Hay tres cosas que Pedro menciona aquí y donde se concentraba la vanidad de las mujeres de la época: Peinados ostentosos, Joyas y perlas y vestidos costosos. Isaías condenó esto en su tiempo en las mujeres de Israel (Is 3:18-24).:

Aquel día quitará el Señor el atavío del calzado, las redecillas, las lunetas, 19los collares, los pendientes y los brazaletes, 20las cofias, los atavíos de las piernas, los partidores del pelo, los pomitos de olor y los zarcillos, 21los anillos, y los joyeles de las narices, 22las ropas de gala, los mantoncillos, los velos, las bolsas, 23los espejos, el lino fino, las gasas y los tocados. 24Y en lugar de los perfumes aromáticos vendrá hediondez; y cuerda en lugar de cinturón, y cabeza rapada en lugar de la compostura del cabello; en lugar de ropa de gala ceñimiento de cilicio, y quemadura en vez de hermosura.

Una evidencia de la condición rebelde y pecaminosa de Israel era la vanidad de sus mujeres; habían abandonado a Dios y ahora querían llamar la atención sobre ellas.

Pablo también mencionó lo mismo en 1 Tim 2:9; haciendo énfasis en que la mujer debe ataviarse (arreglarse, adornarse) pero de ninguna manera debe ser tan extravagante su arreglo que llame la atención sobre sí misma. Esa actitud agrada l mundo; pero no a Dios.

En el contexto, la mujer también muestra respeto hacia sus maridos incluso por la manera en que se viste; eso es un elemento principal de su conducta.

Muchas mujeres, arrastradas por la corriente de este mundo, se han ido detrás de la vanidad y la pompa. Por supuesto, la mujer no debe descuidar su aspecto físico (Sara es un ejemplo de una mujer modesta, pero era considerada hermosa) sino ser gobernada por el pudor y la modestia; ambas, una actitud del corazón que determina las motivaciones acerca de la manera en que se visten.

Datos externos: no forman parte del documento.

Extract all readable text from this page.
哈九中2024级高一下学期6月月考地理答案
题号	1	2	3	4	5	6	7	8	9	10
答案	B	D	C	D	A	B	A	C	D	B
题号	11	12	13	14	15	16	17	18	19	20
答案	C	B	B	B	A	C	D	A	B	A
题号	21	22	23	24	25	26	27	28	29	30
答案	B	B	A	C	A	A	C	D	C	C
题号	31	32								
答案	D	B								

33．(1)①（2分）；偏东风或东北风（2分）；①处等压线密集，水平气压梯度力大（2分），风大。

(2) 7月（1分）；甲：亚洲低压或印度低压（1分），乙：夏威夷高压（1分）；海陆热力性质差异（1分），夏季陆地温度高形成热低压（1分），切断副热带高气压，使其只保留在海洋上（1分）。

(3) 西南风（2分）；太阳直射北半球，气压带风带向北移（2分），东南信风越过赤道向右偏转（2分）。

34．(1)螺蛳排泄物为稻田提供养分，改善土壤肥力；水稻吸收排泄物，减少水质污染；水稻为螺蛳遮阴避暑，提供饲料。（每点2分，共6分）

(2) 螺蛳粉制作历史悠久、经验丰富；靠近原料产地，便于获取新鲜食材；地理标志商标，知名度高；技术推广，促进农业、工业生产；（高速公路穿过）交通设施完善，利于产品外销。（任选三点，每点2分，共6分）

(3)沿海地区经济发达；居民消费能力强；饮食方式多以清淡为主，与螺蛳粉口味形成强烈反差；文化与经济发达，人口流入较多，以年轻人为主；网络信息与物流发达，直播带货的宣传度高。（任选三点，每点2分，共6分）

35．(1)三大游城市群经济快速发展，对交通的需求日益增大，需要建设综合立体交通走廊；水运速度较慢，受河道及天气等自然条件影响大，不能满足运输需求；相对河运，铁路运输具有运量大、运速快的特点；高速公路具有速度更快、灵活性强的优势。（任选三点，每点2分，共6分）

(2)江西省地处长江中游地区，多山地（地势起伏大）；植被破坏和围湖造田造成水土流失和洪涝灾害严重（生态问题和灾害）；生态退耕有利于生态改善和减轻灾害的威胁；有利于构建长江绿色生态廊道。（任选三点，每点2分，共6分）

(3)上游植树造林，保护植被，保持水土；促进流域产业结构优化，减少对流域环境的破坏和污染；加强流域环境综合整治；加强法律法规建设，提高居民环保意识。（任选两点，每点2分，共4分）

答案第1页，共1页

Las mujeres deben examinar su ropa en el espejo y preguntarse, no cómo el mundo la ve, sino por qué se pone lo que se pone, cuál es la intención de su corazón. Una mujer que se viste de tal manera que la intención de su corazón es atraer las miradas de otros hombres, es una mujer que no está respetando a su esposo.

De esta manera,  el pudor y la modestia no es un tipo de ropa, es una conducta interna. Una mujer puede vestir faldas y no ser modesta; entonces, como dije, se trata de una disposición del corazón que busca agradar a Dios y no a los hombres.

Ser afable y apacible traduce: humilde, amable, tranquilo, sencillo algo que no es bullicioso o escandaloso.

Esa es la verdadera belleza con la que deben vestirse las mujeres de Dios, siguiendo el ejemplo de las santas mujeres del pasado.

Ejemplos de belleza interna

Para cerrar su petición a las hermanas; Pedro recurre al ejemplo que dieron las mujeres del pasado siendo sujetas a sus maridos y dando así Gloria a Dios esperando pacientemente.

Sara es presentada aquí, no como un ejemplo de perfección, pero si como un buen modelo de una mujer santa (apartada para Dios) y sujeta a su marido, al cual llamaba señor. Por supuesto, no porque fuera su esclava, pero si porque era la manera respetuosa de dirigirse a él.

Esto no debe entenderse como algo dogmático. Pedro no está diciendo que las esposas deben decir a su esposo “señor” como si fueran sus empleadas domésticas. Más bien la intención del autor es mostrar el respeto que la mujer debe mostrar a su marido aún en la manera de referirse a él todo enmarcado en el amor y la delicadeza característica de las mujeres.

La sabiduría que requieren los esposos

Vosotros, maridos, igualmente, vivid con ellas sabiamente, dando honor a la mujer como a vaso más frágil, y como a coherederas de la gracia de la vida, para que vuestras oraciones no tengan estorbo.

Después de 6 versículos refiriéndose a las esposas, Pedro dirige la mirada ahora a los esposos cristianos y hay algunas ligeras diferencias.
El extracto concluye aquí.